Unfortunately, all the promises were wrecked by weaker financial results this time around:
- $4.8 million sales for Q1 in 2014, down from $6.8 million for Q1 in 2013
- $3.8 million worth of goods sold
- Gross profit margins down to 21% from 42% for same period in 2013
- Selling expenses up 78% to $2.3 million
So despite the brands and the possibilities, now there is at least some proof that the e-cigarette business is not a foolproof source of gains. Other selections, such as Vapor Group Inc. (OTCMKTS:VPOR) grew just as fast, though with extra support from the potential to be counted as marijuana stocks. For now, VPOR glides around $0.07, down from a peak at $0.40.
Vape Holdings, Inc. (OTCMKTS:VAPE) struggles on to keep some of its positions, though it seems on track to wipe out the high price from before the reverse split. The projections that VAPE would crash below $2 may turn out quote realistic. On Wednesday, VAPE opened lower, pushing down toward $0.28.

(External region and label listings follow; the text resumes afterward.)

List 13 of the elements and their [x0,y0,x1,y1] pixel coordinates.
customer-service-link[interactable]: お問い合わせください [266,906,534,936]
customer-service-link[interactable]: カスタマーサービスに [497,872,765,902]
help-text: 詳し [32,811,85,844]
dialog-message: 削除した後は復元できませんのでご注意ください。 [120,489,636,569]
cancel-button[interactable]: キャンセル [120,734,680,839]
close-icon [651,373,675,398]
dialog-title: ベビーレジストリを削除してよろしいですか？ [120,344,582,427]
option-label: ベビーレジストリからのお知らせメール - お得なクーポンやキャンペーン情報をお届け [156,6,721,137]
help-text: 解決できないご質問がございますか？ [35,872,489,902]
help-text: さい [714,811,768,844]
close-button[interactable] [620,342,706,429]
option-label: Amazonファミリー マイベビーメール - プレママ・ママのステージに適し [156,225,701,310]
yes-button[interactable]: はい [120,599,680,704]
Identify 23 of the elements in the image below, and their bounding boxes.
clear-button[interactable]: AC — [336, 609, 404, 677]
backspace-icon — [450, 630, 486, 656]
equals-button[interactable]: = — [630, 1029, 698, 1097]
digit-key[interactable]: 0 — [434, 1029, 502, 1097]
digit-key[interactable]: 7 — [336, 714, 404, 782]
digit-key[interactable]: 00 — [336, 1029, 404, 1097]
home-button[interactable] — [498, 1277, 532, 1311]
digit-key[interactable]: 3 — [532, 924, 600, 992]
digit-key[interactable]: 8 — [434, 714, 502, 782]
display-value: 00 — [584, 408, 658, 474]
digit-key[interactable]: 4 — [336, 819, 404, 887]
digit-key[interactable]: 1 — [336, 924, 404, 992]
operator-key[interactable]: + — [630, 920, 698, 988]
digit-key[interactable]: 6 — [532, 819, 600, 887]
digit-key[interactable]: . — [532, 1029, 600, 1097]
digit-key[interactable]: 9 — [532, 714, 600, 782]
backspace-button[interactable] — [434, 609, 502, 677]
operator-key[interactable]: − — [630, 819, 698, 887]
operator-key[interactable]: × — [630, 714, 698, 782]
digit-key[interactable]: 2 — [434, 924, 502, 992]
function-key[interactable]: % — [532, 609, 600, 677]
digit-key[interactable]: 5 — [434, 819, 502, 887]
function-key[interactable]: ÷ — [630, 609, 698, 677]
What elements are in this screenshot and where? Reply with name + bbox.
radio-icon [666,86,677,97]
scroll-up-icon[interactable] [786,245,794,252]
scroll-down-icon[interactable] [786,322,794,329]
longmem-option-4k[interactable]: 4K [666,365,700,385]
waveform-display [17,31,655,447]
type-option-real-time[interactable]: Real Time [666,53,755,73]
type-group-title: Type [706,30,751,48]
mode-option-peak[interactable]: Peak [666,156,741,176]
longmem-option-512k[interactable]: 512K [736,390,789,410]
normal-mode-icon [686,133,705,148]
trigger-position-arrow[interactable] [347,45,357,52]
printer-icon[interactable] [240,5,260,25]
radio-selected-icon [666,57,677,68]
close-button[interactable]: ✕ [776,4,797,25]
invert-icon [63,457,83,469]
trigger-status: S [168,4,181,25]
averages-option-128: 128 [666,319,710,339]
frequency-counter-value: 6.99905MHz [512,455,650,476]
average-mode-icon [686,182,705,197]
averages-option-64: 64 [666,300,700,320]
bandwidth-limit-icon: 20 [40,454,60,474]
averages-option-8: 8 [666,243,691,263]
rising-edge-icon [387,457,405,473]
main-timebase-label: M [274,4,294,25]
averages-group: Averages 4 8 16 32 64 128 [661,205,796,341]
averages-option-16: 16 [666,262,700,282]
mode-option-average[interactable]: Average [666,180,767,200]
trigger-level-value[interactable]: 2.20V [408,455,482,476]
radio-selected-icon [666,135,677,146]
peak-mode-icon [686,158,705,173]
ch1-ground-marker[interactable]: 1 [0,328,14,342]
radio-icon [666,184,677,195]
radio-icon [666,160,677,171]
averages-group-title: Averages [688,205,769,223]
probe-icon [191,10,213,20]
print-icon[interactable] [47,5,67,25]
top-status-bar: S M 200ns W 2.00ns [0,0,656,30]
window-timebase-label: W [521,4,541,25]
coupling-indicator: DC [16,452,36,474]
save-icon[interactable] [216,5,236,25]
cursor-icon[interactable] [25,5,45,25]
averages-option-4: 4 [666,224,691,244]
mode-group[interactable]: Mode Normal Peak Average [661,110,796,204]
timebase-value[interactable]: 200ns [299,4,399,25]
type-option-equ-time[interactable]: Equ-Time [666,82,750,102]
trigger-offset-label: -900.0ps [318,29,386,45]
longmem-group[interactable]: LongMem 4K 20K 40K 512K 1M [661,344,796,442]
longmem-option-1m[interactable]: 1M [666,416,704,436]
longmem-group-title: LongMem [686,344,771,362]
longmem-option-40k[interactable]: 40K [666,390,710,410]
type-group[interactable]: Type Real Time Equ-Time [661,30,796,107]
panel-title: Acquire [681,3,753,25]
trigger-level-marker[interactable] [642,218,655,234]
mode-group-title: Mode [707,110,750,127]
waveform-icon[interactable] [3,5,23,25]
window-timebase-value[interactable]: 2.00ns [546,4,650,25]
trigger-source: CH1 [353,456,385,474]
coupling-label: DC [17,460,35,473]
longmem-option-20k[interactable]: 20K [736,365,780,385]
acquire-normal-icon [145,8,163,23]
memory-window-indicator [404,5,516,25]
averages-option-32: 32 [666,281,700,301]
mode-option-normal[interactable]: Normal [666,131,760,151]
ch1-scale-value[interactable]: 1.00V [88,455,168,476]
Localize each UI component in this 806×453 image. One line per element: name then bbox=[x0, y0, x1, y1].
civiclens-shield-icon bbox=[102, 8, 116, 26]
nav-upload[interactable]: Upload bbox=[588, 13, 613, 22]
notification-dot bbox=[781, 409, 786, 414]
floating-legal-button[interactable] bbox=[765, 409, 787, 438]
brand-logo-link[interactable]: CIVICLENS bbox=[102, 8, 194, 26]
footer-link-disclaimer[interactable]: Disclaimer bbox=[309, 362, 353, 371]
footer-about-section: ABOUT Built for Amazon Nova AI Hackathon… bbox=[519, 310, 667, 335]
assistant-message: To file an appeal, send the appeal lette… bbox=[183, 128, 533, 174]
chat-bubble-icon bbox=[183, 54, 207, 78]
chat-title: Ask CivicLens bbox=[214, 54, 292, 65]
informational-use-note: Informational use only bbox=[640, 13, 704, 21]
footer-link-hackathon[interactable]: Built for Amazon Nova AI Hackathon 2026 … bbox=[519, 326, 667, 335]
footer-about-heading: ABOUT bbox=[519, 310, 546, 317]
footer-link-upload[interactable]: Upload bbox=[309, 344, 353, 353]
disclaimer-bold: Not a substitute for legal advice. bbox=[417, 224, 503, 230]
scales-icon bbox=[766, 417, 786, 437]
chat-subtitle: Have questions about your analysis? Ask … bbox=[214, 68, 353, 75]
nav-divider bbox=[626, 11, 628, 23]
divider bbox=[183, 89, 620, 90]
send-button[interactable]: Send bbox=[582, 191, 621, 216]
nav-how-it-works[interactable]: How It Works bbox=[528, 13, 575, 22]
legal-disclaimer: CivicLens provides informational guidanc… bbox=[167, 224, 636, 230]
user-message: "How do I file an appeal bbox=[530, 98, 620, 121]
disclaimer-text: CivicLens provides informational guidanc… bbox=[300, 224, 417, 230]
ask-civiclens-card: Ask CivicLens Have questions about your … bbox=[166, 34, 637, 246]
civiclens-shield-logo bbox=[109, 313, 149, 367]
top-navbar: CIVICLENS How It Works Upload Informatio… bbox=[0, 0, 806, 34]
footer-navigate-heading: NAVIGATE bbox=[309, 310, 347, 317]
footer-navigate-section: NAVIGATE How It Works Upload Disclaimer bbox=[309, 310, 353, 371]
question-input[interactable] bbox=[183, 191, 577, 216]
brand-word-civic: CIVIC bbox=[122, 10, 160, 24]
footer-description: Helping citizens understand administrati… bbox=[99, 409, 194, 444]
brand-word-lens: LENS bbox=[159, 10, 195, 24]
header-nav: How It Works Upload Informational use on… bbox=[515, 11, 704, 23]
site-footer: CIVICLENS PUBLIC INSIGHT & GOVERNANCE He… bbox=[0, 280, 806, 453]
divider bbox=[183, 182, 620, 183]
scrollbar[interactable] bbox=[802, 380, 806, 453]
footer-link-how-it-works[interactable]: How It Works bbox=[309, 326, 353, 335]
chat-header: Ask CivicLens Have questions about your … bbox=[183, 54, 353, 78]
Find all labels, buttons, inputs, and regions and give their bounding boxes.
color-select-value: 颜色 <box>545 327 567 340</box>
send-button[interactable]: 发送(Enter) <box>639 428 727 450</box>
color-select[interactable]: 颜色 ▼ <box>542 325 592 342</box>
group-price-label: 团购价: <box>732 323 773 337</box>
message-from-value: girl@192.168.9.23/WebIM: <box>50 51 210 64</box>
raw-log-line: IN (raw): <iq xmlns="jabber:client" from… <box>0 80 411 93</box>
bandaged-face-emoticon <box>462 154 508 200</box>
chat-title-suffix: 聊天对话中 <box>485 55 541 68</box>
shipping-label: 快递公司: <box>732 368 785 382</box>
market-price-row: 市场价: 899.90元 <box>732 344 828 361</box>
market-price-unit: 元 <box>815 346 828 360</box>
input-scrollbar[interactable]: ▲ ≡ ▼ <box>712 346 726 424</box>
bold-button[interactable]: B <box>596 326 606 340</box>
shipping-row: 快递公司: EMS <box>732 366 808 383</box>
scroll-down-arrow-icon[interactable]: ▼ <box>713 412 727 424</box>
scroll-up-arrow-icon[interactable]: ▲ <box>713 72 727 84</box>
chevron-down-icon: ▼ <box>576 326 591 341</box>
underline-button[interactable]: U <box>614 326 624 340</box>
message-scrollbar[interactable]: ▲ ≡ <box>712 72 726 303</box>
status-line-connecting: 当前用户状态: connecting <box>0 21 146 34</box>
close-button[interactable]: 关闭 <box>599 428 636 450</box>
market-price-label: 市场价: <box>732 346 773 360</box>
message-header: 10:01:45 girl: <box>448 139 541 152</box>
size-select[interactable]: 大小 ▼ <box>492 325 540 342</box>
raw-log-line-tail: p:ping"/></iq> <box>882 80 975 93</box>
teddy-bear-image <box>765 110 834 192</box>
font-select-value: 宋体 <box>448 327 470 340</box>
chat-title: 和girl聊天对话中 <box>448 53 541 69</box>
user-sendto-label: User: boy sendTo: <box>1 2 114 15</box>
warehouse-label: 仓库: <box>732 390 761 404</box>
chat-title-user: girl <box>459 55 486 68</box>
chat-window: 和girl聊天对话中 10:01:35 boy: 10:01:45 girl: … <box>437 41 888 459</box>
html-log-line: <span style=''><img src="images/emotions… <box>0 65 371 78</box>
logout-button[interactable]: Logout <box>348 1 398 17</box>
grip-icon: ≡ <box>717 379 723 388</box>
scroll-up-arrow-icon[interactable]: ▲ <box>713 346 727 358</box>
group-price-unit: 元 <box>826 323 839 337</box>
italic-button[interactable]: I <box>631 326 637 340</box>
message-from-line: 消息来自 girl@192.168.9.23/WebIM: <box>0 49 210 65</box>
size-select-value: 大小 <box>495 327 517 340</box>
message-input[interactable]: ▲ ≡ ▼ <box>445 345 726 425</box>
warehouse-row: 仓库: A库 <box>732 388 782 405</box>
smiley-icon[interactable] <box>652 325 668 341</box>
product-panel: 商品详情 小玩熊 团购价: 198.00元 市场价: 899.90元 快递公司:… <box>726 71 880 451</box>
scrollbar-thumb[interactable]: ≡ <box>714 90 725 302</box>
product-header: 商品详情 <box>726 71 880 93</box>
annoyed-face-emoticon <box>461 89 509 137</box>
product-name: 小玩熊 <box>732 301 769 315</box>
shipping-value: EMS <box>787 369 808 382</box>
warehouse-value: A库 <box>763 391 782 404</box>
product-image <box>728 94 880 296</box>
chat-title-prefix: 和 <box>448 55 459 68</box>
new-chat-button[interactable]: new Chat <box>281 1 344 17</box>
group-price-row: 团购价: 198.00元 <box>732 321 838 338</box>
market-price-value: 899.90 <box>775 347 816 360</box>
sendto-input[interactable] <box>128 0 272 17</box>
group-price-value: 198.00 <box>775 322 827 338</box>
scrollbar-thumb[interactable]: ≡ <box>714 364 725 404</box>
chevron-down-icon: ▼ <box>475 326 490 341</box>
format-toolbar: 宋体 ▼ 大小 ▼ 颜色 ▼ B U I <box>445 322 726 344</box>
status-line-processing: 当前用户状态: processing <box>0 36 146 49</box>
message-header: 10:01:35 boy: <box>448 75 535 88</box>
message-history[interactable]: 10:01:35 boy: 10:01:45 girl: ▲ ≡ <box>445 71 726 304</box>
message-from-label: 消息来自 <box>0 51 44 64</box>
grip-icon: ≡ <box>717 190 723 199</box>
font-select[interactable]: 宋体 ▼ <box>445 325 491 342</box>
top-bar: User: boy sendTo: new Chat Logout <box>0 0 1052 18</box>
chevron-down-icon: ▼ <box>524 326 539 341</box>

Investors’ forums are quite inactive for VPOR, though the mood in several postings states that perhaps the e-cig sector is quite overrated. The verdict for one of the leaders, Victoria Electronic Cigarettes, Corp. (OTCMKTS:ECIG), is that even the recent crash toward $6 is not enough, and the price is not justified. ECIG is getting more volatile, moving down between $7 and $8.
If you still see VPCO and the other selections as a source of gains on a fast recovery, it is better to notice that the e-cig sector had its own bubble conditions even outside the MMJ hype. Plan your investments accordingly to avoid getting caught in the lowered trading volumes. What is even more worrying is that currently the VPCO landing page on the OTC markets does not contain data on shares outstanding or the free float.
Buying VPCO means getting a cat in a bag, with unknown pressures on the stock price.